Клава не осмелилась сравнить вслух светелку с лежбищем бомжей, а вместо этого спросила:
– А почему корабль у нас, когда он стоит просто как дом за забором?
– Потому что дом обычный – он в землю врос и сдвинуться не может. И обитатели его земле приговорены. А наш корабль спасательный плывет в царствие Госпожи Божи. Настанет День предназначенный, и мы приплывем в Спасенное царство. Чего ж тут не понять?
– Я понимаю, – возрадовалась Клава, что попала на столь удачный рейс. – Я понимаю!

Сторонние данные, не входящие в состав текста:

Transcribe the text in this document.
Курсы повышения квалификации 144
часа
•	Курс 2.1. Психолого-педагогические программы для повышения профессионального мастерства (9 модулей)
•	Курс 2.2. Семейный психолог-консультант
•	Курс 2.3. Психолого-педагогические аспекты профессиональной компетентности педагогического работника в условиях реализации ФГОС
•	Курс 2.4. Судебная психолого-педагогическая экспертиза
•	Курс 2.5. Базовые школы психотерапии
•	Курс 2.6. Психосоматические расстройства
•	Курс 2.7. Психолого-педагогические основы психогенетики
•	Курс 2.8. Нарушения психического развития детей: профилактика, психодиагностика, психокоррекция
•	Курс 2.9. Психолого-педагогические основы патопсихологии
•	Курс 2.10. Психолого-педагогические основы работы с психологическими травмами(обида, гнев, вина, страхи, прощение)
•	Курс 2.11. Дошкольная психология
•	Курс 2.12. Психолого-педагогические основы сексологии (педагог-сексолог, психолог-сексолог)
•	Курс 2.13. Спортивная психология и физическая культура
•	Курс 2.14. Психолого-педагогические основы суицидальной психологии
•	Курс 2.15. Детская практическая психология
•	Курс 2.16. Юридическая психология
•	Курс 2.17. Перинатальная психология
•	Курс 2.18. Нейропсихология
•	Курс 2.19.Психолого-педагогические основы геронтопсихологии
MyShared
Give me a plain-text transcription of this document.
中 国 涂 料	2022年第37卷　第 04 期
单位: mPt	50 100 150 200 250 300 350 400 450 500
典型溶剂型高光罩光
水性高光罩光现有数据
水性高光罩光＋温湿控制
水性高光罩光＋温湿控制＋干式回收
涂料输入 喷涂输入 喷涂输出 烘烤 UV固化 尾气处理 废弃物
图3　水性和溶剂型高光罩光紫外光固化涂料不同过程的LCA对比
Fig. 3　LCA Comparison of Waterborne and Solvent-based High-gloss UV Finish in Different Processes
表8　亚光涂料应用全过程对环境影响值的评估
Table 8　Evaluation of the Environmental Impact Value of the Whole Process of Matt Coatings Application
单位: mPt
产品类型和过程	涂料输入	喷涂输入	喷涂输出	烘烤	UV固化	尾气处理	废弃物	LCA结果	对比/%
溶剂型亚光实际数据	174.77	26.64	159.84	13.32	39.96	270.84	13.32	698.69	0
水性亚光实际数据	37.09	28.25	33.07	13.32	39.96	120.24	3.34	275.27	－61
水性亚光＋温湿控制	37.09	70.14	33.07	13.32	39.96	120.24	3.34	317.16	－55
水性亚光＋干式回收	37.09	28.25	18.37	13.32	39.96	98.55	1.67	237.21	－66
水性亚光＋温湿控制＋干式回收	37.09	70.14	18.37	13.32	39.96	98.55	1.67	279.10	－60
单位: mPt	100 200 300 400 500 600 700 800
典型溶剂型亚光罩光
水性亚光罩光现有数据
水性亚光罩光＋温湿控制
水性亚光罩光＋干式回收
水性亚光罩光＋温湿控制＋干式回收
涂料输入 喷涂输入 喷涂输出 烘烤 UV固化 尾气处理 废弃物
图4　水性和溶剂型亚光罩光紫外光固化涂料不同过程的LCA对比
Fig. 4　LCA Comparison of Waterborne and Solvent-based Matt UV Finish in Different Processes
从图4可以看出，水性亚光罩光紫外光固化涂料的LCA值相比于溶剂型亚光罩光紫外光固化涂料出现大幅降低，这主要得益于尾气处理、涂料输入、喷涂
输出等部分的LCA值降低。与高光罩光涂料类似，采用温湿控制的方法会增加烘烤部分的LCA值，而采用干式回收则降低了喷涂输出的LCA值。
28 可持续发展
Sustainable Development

– И приплывем все. Тут моя лежанка, и ты значит рядом. Ближе к двери, но так положено, раз новенькая. А на соломе боровки наши. Весталки – самые лучшие сестры, самые правильные, понятно, да? Нетронутые которые. Потому мы с веночками: невинность – она всегда сверкает и от чела сияние. Нам и работать совсем не надо, только учить. Просвещать истину. А слабые сестры, те не сияют от чела вокруг, потому что по слабости они уже трачены мужским червем, хуже чем шерстяные трико прожорливой молью. Они работают, деньги приносят. Ну братцы-боровки – свои у каждой. Они у нас послушные. Вот дверь закрыта, а я и так знаю, твой с моим под дверью ждут, когда позовем. А сами не смеют, ни-ни, такие смешные! Когда учить пойдем по Вавилону, они при нас вместо охраны, потому что люди всякие есть, которые истину не зрят. А так спят в ногах на соломе. Подползти ночью норовят. Да у нас всегда можно – и днем и ночью, если с молитвой. Только чтобы червя своего в жалейку не запустили! Тогда – ужас! Боровка обрежут так, что только дырочка останется, откуда писать, а весталку – засекут! Все по очереди сечь будут, пока не засекут!